Animals and ophthalmologic examination

The study was approved by the ethics commissions of the University of Veterinary Medicine Hannover, Foundation.

98 healthy equine eyes from 49 horses were examined. The horses were private-owned and examined in a darkened stable. Informed consent was obtained from all owners. All horses underwent a dilated (tropicamide 0.5%) ophthalmic examination, including pupillary light reflex, dazzle reflex, menace response, slit-lamp biomicroscopyFootnote 1 and indirect ophthalmoscopy.Footnote 2 Horses with ocular abnormalities were excluded from the study. Only manual restraint was used for all procedures. Following clinical evaluation retinoscopy, keratometry and A-mode ultrasonography were conducted on both eyes of each horse. Prior to the examinations the horses received 1 drop of tropicamide 0.5% ophthalmic solutionFootnote 3 and directly in front of the ultrasonographic biometry 1 drop of lidocain ophthalmic solutionFootnote 4 was instilled.


Streak retinoscopy was performed with a streak retinoscopeFootnote 5 and 2 skiascopy bars.Footnote 6 Streak retinoscopy was performed about 30 min after the administration of tropicamide ophthalmic solution3. The horizontal and vertical meridians were refracted at a working distance of 67 cm using the technique described in a previous study [22]. Results of the horizontal and vertical measurements were averaged to calculate a mean refractive error of each eye.

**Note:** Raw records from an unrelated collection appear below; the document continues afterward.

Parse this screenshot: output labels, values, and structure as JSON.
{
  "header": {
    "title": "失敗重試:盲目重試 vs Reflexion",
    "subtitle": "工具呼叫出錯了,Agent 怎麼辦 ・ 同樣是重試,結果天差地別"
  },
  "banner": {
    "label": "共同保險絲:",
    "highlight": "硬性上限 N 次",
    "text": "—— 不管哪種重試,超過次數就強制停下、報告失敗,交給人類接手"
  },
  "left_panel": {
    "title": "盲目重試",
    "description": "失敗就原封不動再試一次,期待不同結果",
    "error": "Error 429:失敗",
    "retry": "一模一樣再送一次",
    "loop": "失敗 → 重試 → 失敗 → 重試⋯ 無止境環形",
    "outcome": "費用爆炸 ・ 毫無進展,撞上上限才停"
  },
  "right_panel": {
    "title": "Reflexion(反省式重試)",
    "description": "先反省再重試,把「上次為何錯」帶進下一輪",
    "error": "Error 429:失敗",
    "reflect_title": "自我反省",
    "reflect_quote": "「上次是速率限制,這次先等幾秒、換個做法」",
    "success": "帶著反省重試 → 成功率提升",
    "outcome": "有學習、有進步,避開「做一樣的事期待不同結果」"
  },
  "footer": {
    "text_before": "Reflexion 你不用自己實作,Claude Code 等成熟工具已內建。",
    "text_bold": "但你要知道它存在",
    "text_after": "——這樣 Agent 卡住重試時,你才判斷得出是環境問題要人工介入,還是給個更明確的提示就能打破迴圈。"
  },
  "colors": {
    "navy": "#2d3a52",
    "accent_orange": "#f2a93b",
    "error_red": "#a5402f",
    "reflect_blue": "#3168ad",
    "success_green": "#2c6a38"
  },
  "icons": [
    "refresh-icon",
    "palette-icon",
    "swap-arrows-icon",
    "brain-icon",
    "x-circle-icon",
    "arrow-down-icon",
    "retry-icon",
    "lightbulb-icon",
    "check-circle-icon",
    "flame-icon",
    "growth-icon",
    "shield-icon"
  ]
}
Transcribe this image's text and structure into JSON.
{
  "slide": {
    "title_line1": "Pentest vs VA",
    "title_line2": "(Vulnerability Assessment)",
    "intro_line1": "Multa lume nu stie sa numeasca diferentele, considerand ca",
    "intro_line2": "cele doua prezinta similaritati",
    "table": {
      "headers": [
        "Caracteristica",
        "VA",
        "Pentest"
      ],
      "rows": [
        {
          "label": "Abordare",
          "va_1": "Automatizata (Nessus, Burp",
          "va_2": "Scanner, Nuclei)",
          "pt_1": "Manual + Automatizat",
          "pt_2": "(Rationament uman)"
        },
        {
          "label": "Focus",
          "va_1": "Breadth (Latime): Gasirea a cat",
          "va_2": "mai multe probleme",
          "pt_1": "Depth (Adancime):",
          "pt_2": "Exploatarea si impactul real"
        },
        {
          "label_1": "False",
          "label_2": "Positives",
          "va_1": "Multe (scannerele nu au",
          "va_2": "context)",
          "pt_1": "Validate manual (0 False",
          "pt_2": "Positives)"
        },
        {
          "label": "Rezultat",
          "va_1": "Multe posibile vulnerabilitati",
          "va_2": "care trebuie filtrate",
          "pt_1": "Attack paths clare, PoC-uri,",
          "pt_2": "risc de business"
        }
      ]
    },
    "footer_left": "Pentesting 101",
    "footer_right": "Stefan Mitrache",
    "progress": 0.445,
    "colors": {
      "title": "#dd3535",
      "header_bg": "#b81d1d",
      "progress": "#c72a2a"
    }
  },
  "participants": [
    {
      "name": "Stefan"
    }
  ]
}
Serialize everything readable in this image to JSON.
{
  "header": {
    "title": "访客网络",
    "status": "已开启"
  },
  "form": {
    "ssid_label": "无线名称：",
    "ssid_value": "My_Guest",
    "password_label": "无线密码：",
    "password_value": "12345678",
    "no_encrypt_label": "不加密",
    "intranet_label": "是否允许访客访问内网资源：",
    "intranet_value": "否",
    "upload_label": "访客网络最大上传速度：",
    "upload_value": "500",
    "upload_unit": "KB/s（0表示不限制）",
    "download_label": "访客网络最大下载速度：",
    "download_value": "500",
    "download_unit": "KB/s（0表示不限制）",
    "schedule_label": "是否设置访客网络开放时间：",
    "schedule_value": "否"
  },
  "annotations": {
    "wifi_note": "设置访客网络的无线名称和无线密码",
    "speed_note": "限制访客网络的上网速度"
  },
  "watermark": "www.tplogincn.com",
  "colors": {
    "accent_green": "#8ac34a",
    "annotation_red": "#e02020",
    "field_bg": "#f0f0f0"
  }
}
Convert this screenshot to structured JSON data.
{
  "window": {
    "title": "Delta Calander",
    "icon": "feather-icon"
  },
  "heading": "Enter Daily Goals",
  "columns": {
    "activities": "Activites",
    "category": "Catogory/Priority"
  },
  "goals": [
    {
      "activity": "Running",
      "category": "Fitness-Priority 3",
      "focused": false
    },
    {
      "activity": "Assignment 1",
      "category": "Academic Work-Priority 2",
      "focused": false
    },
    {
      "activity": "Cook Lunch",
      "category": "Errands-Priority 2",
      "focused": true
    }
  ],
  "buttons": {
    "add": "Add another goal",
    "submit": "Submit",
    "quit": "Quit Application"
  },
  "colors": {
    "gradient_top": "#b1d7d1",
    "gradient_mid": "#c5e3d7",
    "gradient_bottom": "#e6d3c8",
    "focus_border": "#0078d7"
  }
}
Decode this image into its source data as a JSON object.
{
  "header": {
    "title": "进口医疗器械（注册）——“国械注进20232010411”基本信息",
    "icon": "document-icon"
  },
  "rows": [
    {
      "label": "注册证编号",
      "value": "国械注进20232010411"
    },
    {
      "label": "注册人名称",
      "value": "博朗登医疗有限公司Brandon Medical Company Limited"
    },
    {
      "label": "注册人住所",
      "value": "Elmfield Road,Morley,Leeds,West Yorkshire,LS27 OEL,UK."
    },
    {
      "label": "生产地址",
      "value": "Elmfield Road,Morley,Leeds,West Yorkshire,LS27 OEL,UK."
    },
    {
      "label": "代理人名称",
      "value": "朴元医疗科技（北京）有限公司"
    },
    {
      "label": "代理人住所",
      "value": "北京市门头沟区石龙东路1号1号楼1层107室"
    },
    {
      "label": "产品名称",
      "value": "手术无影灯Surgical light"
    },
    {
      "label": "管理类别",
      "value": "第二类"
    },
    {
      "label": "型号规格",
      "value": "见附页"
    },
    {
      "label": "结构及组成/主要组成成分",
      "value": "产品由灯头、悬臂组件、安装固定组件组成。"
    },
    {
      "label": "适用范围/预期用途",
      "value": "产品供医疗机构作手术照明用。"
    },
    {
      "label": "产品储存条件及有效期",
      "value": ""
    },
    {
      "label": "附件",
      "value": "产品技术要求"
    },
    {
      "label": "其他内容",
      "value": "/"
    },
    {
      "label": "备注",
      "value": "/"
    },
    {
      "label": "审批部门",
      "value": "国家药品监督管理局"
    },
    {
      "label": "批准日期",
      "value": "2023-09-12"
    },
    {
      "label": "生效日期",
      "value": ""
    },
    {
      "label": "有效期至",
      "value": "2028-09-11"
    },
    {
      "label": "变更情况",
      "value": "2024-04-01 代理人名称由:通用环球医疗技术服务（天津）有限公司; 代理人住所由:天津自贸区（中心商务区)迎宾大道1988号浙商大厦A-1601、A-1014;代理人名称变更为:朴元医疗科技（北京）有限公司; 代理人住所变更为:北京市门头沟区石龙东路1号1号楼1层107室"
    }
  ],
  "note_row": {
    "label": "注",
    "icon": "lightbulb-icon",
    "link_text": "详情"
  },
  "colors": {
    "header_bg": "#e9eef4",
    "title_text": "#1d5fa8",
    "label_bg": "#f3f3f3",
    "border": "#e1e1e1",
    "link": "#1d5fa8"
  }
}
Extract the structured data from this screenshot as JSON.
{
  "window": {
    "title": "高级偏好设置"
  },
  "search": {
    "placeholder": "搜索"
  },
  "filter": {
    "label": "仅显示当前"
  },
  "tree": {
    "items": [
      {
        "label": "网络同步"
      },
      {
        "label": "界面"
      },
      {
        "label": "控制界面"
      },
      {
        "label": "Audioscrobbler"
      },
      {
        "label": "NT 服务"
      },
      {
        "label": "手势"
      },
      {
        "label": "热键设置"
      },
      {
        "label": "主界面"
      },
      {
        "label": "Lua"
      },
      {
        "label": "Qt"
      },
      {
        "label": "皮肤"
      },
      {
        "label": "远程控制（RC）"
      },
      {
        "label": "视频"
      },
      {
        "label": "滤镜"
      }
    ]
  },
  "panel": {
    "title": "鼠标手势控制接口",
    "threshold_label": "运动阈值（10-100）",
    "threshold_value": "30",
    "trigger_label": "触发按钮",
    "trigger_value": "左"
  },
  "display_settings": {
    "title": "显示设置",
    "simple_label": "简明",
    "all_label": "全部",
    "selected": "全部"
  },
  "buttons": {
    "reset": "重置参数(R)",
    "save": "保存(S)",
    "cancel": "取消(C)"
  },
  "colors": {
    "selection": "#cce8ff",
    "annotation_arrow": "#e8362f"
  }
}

Keratometry was conducted by using a custom-made video-keratometer.

The video-keratometer consisted of light-emitting diodes (LEDs) placed around a video camera, which recorded the reflected LED image from spherical surfaces. The spherical surfaces were either steel balls, for calibration purpose, or equine eyes producing Purkinje I images. The LEDs emitted in the near infrared, so invisible to the human and equine eye [3]. Switching on and off the LEDs failed to elicit a measurable response of the horse. The video camera was sensible in the near infrared. The light of each LED was projected by a small collimator to the spherical surface, so that the origin of the light appeared to be at infinity. As also mentioned in an earlier study [23] this is mandatory for the virtual image to be located optically at the focus point of the aerial mirror. In this study two horizontal collimators and two vertical collimators were used, so the horizontal and vertical radius of curvature of the equine eye could be measured separately. Each pair of collimators was separated 72 mm and arranged on a circle of 140 mm diameter around a video camera. As the surface acts as an aerial mirror, the distance of two reflected light points in the recording, called image height by opticians, was proportional by similar triangles to the radius of curvature of the sphere. The distance ring of the video camera was locked during all measurements and the apparatus was moved towards the horse eye (or steel ball) until the image was sharp. That was at approximately 300 mm distance from the collimator to the eye (or steel ball). As this method guaranteed always the same distance in repeated measurements, no other distance measurement was necessary, so that the measurement time was minimized for the horse.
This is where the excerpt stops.